Re: [tcpdump-workers] vlan tagged packets and libpcap breakage

[Ani Sinha]

On Mon, Dec 17, 2012 at 2:35 AM, Guy Harris <guy@alum.mit.edu> wrote:
>
> On Dec 17, 2012, at 1:50 AM, "David Laight" <David.Laight@ACULAB.COM> wrote:
>
>> How are you going to tell whether a feature is present in a non-Linux
>> kernel ?
>
> The Linux memory-mapped capture mechanism is not present in a non-Linux kernel, so all the libpcap work involved here would, if necessary on other platforms, have to be done >differently on those platforms.  Those platforms would have to have their own mechanisms to indicate whether any changes to filter code, processing of VLAN tags supplied out of >band, etc. would need to be done.

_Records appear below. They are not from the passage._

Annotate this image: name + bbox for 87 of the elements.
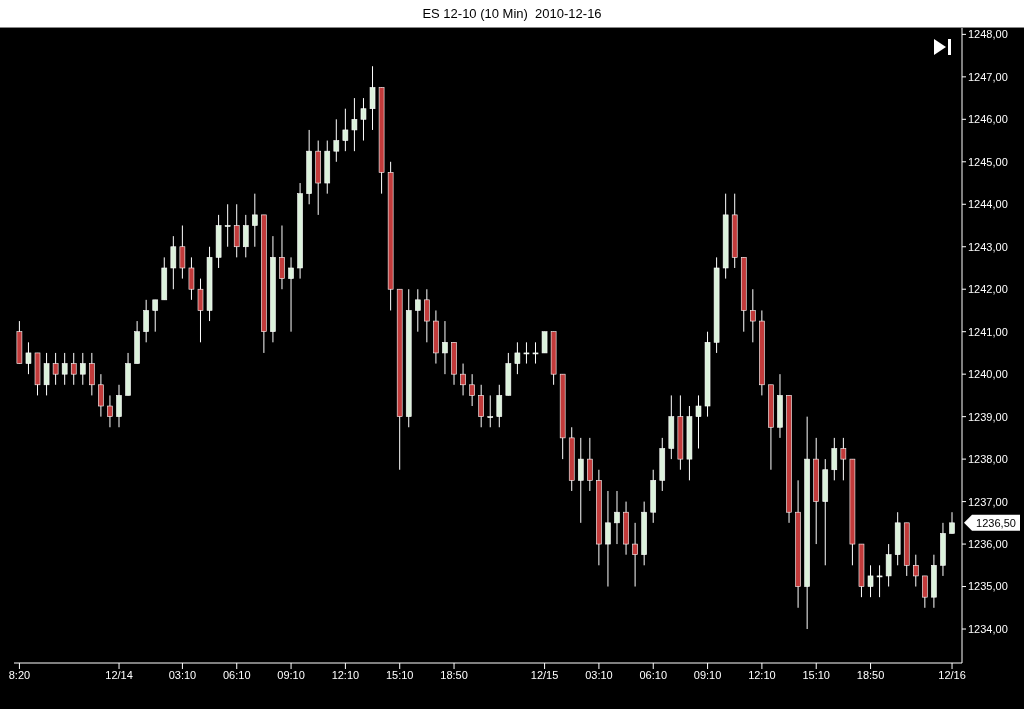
y-tick-label: 1234,00 [968,622,1008,635]
candlestick [70,352,77,386]
candlestick [279,225,285,290]
x-tick-label: 09:10 [693,668,722,681]
candlestick [242,214,249,258]
candlestick [876,564,883,598]
candlestick [577,437,584,524]
candlestick [523,341,530,365]
candlestick [197,278,204,343]
candlestick [587,437,593,492]
candlestick [632,522,638,588]
candlestick [43,352,50,396]
candlestick [179,225,186,280]
candlestick [52,352,59,386]
candlestick [496,384,503,428]
candlestick [107,394,113,428]
y-tick-label: 1235,00 [968,580,1008,593]
candlestick [369,65,376,131]
candlestick [252,193,258,248]
candlestick [605,490,611,588]
candlestick [695,394,702,449]
candlestick [288,256,294,333]
y-tick-label: 1244,00 [968,198,1008,211]
y-tick-label: 1246,00 [968,113,1008,126]
candlestick [460,363,466,396]
candlestick [79,352,86,386]
y-tick-label: 1236,00 [968,537,1008,550]
candlestick [949,511,955,534]
x-tick-label: 12/15 [530,668,559,681]
candlestick [224,203,231,248]
y-tick-label: 1243,00 [968,240,1008,253]
candlestick [143,299,149,343]
text: 1236,50 [976,516,1016,529]
candlestick [885,543,892,588]
y-tick-label: 1237,00 [968,495,1008,508]
x-tick-label: 03:10 [168,668,197,681]
y-tick-label: 1241,00 [968,325,1008,338]
candlestick [233,203,240,258]
x-tick-label: 06:10 [222,668,251,681]
x-tick-label: 15:10 [385,668,414,681]
x-tick-label: 12:10 [331,668,360,681]
y-tick-label: 1239,00 [968,410,1008,423]
candlestick [442,320,448,375]
x-tick-label: 18:50 [440,668,468,681]
candlestick [469,373,475,407]
candlestick [89,352,95,396]
y-tick-label: 1247,00 [968,70,1008,83]
y-tick-label: 1240,00 [968,368,1008,381]
candlestick [424,288,430,343]
candlestick [170,235,177,290]
x-tick-label: 12/14 [105,668,133,681]
candlestick [750,288,756,343]
x-tick-label: 03:10 [585,668,613,681]
candlestick [514,341,521,375]
candlestick [152,299,159,333]
candlestick [98,373,104,418]
candlestick [333,118,340,163]
candlestick [831,437,838,481]
candlestick [61,352,68,386]
x-tick-label: 09:10 [277,668,305,681]
y-tick-label: 1242,00 [968,283,1008,296]
candlestick [840,437,847,481]
x-tick-label: 06:10 [639,668,668,681]
y-tick-label: 1248,00 [968,28,1008,41]
x-tick-label: 12/16 [938,668,966,681]
candlestick [116,384,122,428]
y-tick-label: 1245,00 [968,155,1008,168]
candlestick [541,331,548,354]
candlestick [867,564,874,598]
candlestick [487,394,494,428]
candlestick [922,575,928,609]
x-tick-label: 8:20 [8,668,31,681]
chart-title: ES 12-10 (10 Min) 2010-12-16 [0,0,1024,28]
candlestick [351,97,358,152]
candlestick [913,554,919,588]
candlestick [532,341,539,365]
x-tick-label: 18:50 [856,668,885,681]
candlestick [415,288,421,333]
candlestick [25,341,32,375]
candlestick [342,108,349,152]
candlestick [360,97,367,142]
candlestick [478,384,484,428]
candlestick [188,256,195,301]
x-tick-label: 15:10 [802,668,830,681]
y-tick-label: 1238,00 [968,453,1008,466]
x-tick-label: 12:10 [748,668,776,681]
candlestick [614,490,620,545]
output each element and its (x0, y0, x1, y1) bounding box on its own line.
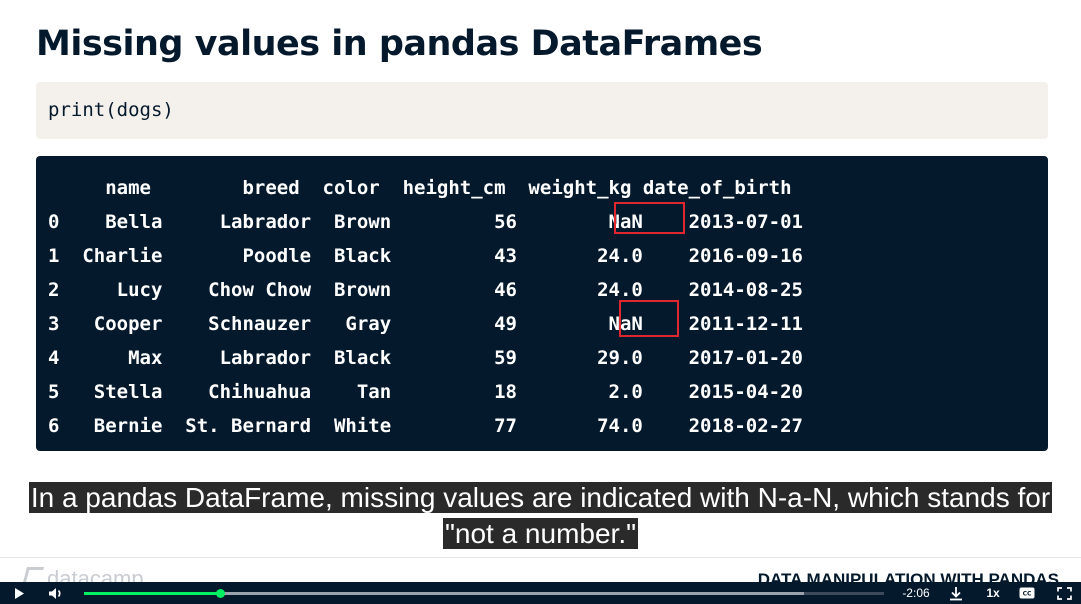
captions-button[interactable]: CC (1016, 582, 1038, 604)
download-icon (950, 586, 962, 600)
download-button[interactable] (946, 582, 966, 604)
time-remaining: -2:06 (902, 586, 930, 600)
course-title: DATA MANIPULATION WITH PANDAS (757, 570, 1059, 582)
nan-highlight-box (619, 300, 679, 337)
slide-title: Missing values in pandas DataFrames (36, 24, 763, 64)
play-icon (15, 587, 24, 599)
progress-bar[interactable] (84, 589, 884, 598)
slide: Missing values in pandas DataFrames prin… (0, 24, 1081, 582)
svg-text:CC: CC (1023, 591, 1032, 598)
dataframe-text: name breed color height_cm weight_kg dat… (48, 177, 803, 437)
datacamp-logo-icon (20, 567, 45, 582)
caption-line-1: In a pandas DataFrame, missing values ar… (28, 482, 1053, 513)
nan-highlight-box (614, 202, 685, 234)
fullscreen-button[interactable] (1052, 582, 1076, 604)
playback-speed-button[interactable]: 1x (986, 586, 1000, 600)
dataframe-output: name breed color height_cm weight_kg dat… (36, 156, 1048, 451)
subtitle-caption: In a pandas DataFrame, missing values ar… (0, 480, 1081, 552)
closed-captions-icon: CC (1019, 587, 1035, 599)
footer-divider (0, 557, 1081, 558)
buffered-bar (84, 592, 804, 595)
video-player-controls: -2:06 1x CC (0, 582, 1081, 604)
caption-line-2: "not a number." (442, 518, 639, 549)
play-button[interactable] (8, 582, 30, 604)
fullscreen-icon (1056, 586, 1072, 600)
datacamp-logo-text: datacamp (47, 566, 144, 582)
played-bar (84, 592, 220, 595)
volume-button[interactable] (44, 582, 68, 604)
datacamp-logo: datacamp (20, 566, 144, 582)
volume-icon (49, 587, 61, 599)
code-block: print(dogs) (36, 82, 1048, 139)
progress-handle[interactable] (216, 589, 225, 598)
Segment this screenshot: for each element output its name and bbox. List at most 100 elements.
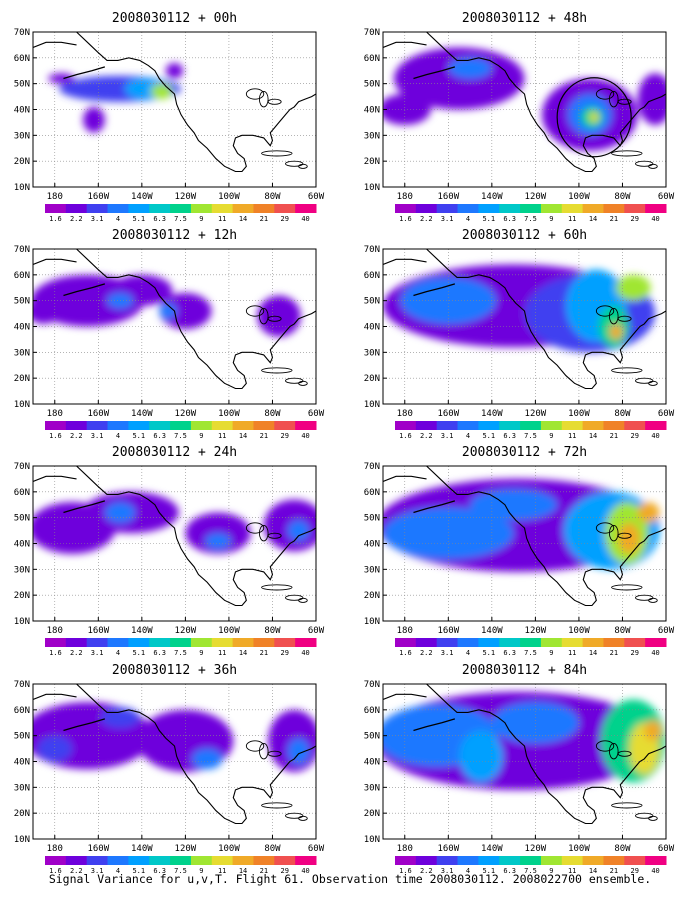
colorbar-label: 3.1 [441, 215, 454, 223]
colorbar-label: 14 [589, 649, 597, 657]
colorbar-swatch [561, 638, 584, 647]
colorbar-label: 11 [568, 215, 576, 223]
colorbar-label: 6.3 [153, 649, 166, 657]
map-panel: 2008030112 + 36h 10N 20N 30N 40N 50N 60N 70N 180… [14, 663, 325, 875]
colorbar-swatch [149, 856, 171, 865]
x-tick-label: 160W [87, 844, 109, 854]
y-tick-label: 70N [14, 28, 30, 38]
coastline-path [33, 475, 77, 483]
colorbar-label: 6.3 [153, 867, 166, 875]
coastline [383, 684, 666, 825]
y-tick-label: 60N [364, 706, 380, 716]
colorbar-label: 3.1 [91, 867, 104, 875]
lake-outline [267, 750, 282, 757]
x-tick-label: 120W [525, 626, 547, 636]
lake-outline [595, 522, 615, 534]
island-outline [298, 815, 308, 821]
colorbar-label: 4 [116, 432, 120, 440]
colorbar-swatch [86, 856, 109, 865]
lake-outline [258, 90, 269, 108]
lake-outline [267, 315, 282, 322]
lake-outline [608, 742, 619, 760]
field-blob [637, 73, 666, 125]
colorbar-swatch [457, 638, 479, 647]
colorbar: 1.6 2.2 3.1 4 5.1 6.3 7.5 9 11 14 21 29 40 [45, 204, 317, 223]
colorbar: 1.6 2.2 3.1 4 5.1 6.3 7.5 9 11 14 21 29 40 [45, 856, 317, 875]
lake-outline [245, 305, 265, 317]
panel-title: 2008030112 + 12h [112, 228, 237, 243]
colorbar-swatch [415, 421, 438, 430]
colorbar-label: 29 [281, 215, 289, 223]
colorbar-label: 29 [631, 867, 639, 875]
figure-caption: Signal Variance for u,v,T. Flight 61. Ob… [48, 872, 652, 886]
colorbar-label: 2.2 [70, 649, 83, 657]
colorbar-label: 6.3 [153, 432, 166, 440]
colorbar-label: 14 [589, 215, 597, 223]
colorbar-label: 40 [651, 867, 659, 875]
x-tick-label: 60W [658, 192, 675, 202]
colorbar-swatch [65, 638, 88, 647]
colorbar-label: 6.3 [153, 215, 166, 223]
colorbar-label: 1.6 [49, 215, 62, 223]
colorbar-label: 7.5 [524, 215, 537, 223]
aleutian-chain [413, 66, 456, 80]
x-tick-label: 180 [397, 844, 413, 854]
y-tick-label: 50N [14, 514, 30, 524]
colorbar-label: 1.6 [399, 867, 412, 875]
grid [383, 466, 666, 621]
field-blob [100, 707, 140, 728]
lake-outline [617, 750, 632, 757]
x-tick-label: 100W [568, 409, 590, 419]
y-tick-label: 10N [14, 400, 30, 410]
field-blob [257, 295, 301, 337]
y-tick-label: 70N [364, 245, 380, 255]
x-tick-label: 120W [175, 409, 197, 419]
colorbar-label: 21 [610, 649, 618, 657]
colorbar-swatch [478, 856, 500, 865]
y-tick-label: 60N [14, 706, 30, 716]
colorbar-label: 14 [239, 215, 247, 223]
lake-outline [595, 88, 615, 100]
colorbar-swatch [274, 856, 296, 865]
colorbar-swatch [624, 638, 646, 647]
field-blob [618, 522, 640, 554]
colorbar-swatch [232, 856, 254, 865]
colorbar-label: 29 [631, 215, 639, 223]
colorbar-swatch [645, 421, 667, 430]
colorbar-swatch [561, 204, 584, 213]
colorbar-swatch [295, 638, 317, 647]
coastline-path [426, 466, 666, 607]
colorbar-label: 1.6 [399, 432, 412, 440]
colorbar-label: 9 [549, 867, 553, 875]
field-blob [609, 323, 623, 340]
island-outline [285, 377, 304, 384]
colorbar-label: 21 [610, 215, 618, 223]
y-tick-label: 40N [14, 758, 30, 768]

Actually lib-pcap has these pcap-<platform>.c files that are kind of
like platform specific drivers that plug into platform independent
code like gencode.c or bpf_filter.c. These platform specific drivers
are responsible for getting packets from the kernel and running
filters (kernel or userland) on it. So all linux specific code to get
a packet and packet metadata from the kernel can neatly reside in
pcap-linux.c.

Unfortunately though, in this specific problem involving filtering
with vlan tags, both code generation (gentags.c) and code running the
filter (bpf_filter.c) will have to be aware of linux specific
semantics. Due to the issues that Bill had explained earlier in the
thread, we can not rely on post processing before installing the
kernel filter. Therefore, we need to generate a filter that can be
directly installed in the kernel. For the same reason, bpf_filter()
code also needs to change - be aware of linux specific semantics.